Provably Robust Training of Quantum Circuit Classifiers Against Parameter Noise
Lucas Tecot, Di Luo, Cho-Jui Hsieh
TL;DR
The paper tackles robust quantum classification under parameter noise on NISQ devices by introducing a provably noise-resilient training framework for parameterized quantum circuit (PQC) classifiers. Central to the approach is a smoothed PQC classifier $G_{\sigma}$ and a Noise-resilient Theorem that provides a bound, $\|\delta \oslash \sigma\|_2 < \frac{1}{2} (\Phi^{-1}(p_A) - \Phi^{-1}(p_B))$, guaranteeing unchanged predictions under perturbations. The method combines Evolutionary Strategies-based optimization to maximize a robustness bound by jointly tuning $\theta$ and $\sigma$, and includes Variance Regularization to balance robustness with accuracy. Empirical evaluation on quantum phase classification with a QCNN demonstrates meaningful robustness certificates and reveals insights into per-parameter noise sensitivity, offering a practical pathway to robust near-term quantum computing.

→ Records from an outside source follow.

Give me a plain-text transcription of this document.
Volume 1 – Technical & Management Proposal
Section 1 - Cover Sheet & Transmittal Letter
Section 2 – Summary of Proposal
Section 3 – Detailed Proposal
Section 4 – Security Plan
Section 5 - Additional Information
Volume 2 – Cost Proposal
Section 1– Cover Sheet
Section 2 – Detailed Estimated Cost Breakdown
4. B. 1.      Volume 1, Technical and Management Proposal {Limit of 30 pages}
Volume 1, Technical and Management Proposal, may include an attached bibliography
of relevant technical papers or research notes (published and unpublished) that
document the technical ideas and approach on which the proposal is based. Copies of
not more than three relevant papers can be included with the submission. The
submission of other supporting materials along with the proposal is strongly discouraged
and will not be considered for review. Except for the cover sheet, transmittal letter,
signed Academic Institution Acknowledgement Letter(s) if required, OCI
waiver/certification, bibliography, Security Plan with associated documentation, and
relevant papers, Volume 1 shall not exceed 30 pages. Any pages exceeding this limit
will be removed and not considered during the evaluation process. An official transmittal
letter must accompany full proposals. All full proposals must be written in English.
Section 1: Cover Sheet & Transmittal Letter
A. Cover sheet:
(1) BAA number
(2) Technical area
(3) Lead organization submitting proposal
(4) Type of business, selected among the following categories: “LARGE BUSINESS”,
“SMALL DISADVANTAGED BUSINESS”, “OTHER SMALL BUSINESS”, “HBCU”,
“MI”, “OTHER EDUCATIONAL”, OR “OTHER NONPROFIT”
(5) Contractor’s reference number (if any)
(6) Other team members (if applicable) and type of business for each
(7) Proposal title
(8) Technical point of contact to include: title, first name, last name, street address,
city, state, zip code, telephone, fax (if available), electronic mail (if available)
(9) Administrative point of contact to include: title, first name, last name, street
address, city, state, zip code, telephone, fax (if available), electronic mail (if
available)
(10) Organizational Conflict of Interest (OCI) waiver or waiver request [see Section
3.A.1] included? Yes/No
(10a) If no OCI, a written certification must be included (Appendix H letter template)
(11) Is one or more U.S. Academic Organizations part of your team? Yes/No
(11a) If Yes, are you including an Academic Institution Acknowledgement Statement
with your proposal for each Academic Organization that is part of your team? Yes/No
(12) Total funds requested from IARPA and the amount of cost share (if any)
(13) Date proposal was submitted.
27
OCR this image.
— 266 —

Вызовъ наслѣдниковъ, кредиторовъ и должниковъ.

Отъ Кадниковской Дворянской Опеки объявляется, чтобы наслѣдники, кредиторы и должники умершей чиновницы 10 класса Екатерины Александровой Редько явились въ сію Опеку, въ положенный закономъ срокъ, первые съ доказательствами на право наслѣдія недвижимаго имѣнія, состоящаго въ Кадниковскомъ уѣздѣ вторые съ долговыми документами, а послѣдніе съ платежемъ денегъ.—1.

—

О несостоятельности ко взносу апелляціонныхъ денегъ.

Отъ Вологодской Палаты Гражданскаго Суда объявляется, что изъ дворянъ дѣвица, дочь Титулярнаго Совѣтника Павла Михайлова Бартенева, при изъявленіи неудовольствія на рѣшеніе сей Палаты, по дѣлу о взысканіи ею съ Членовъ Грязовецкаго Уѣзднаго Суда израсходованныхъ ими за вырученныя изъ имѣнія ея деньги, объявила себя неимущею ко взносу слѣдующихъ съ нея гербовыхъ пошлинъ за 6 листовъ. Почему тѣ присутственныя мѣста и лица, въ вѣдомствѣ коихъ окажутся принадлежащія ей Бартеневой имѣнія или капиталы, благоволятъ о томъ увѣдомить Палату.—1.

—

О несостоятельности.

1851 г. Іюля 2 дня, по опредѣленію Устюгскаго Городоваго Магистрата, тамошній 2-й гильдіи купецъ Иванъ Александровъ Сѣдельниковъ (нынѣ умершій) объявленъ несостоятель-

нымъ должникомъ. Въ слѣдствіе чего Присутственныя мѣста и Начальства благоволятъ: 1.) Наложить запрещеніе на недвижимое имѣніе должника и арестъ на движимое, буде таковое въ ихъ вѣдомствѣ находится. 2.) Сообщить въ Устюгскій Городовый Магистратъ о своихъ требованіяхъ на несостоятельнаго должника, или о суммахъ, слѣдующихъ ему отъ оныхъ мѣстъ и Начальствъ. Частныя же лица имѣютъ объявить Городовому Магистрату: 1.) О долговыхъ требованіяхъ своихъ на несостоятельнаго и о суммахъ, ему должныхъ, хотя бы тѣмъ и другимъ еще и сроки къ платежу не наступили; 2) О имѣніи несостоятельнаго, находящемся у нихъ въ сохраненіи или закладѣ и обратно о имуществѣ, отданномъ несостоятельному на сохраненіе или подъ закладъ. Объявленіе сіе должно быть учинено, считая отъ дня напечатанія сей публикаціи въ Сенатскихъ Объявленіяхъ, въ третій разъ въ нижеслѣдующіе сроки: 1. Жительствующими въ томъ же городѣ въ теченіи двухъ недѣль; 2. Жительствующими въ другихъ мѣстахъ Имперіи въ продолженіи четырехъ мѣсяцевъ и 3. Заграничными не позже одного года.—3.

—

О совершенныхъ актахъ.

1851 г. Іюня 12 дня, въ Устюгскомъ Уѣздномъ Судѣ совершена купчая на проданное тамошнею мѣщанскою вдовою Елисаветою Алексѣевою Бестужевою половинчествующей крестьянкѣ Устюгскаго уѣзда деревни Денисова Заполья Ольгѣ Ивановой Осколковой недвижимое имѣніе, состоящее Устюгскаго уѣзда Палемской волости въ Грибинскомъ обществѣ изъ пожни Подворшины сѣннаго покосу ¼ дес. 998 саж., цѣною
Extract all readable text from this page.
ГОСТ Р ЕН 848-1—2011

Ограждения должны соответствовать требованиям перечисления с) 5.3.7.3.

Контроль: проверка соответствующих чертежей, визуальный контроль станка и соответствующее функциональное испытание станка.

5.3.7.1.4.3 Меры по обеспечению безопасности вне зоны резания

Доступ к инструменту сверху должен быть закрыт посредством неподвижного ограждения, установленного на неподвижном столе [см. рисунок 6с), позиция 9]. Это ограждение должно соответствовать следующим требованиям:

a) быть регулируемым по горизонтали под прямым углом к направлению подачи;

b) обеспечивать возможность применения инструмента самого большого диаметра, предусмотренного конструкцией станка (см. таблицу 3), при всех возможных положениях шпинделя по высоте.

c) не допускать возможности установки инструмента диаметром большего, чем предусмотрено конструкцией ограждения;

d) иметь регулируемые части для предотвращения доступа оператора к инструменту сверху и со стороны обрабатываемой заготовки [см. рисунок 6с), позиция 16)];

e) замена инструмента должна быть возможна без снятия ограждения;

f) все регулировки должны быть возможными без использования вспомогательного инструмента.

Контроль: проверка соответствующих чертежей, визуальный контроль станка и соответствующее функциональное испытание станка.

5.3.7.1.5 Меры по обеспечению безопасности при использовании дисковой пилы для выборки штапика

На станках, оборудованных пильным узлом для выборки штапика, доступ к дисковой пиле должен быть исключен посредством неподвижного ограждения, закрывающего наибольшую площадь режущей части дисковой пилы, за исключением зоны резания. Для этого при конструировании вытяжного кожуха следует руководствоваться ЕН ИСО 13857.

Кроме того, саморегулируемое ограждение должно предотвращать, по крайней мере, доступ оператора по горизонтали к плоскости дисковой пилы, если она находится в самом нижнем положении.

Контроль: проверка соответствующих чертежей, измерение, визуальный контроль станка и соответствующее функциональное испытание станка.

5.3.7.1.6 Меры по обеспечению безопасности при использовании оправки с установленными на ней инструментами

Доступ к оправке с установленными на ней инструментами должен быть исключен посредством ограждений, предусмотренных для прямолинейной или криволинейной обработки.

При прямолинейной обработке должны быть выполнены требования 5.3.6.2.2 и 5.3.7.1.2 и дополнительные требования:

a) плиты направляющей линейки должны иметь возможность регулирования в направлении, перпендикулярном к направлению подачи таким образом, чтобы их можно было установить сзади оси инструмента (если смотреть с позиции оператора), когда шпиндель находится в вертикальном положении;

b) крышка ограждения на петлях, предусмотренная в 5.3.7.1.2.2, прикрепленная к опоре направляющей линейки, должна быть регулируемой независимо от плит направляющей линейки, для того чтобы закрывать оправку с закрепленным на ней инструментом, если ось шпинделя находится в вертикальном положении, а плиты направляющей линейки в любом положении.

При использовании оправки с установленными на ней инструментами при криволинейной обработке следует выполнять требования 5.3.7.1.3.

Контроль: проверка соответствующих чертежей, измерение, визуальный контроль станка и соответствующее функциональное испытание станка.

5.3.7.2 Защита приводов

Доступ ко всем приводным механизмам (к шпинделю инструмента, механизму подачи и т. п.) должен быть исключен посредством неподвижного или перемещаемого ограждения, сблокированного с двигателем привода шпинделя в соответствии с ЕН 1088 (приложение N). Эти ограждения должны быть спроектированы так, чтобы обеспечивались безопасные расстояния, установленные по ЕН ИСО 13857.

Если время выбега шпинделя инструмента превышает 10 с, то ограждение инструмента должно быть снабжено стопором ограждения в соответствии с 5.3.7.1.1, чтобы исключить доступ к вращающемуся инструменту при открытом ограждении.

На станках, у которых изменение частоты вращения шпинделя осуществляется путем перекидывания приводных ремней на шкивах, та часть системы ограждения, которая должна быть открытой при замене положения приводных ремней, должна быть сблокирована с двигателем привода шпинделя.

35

The work lays a foundation for certified robustness in PQCs and points to future extensions such as full-covariance smoothing and applications to other quantum algorithms like VQE or QAOA.
Abstract
Advancements in quantum computing have spurred significant interest in harnessing its potential for speedups over classical systems. However, noise remains a major obstacle to achieving reliable quantum algorithms. In this work, we present a provably noise-resilient training theory and algorithm to enhance the robustness of parameterized quantum circuit classifiers. Our method, with a natural connection to Evolutionary Strategies, guarantees resilience to parameter noise with minimal adjustments to commonly used optimization algorithms. Our approach is function-agnostic and adaptable to various quantum circuits, successfully demonstrated in quantum phase classification tasks. By developing provably guaranteed optimization theory with quantum circuits, our work opens new avenues for practical, robust applications of near-term quantum computers.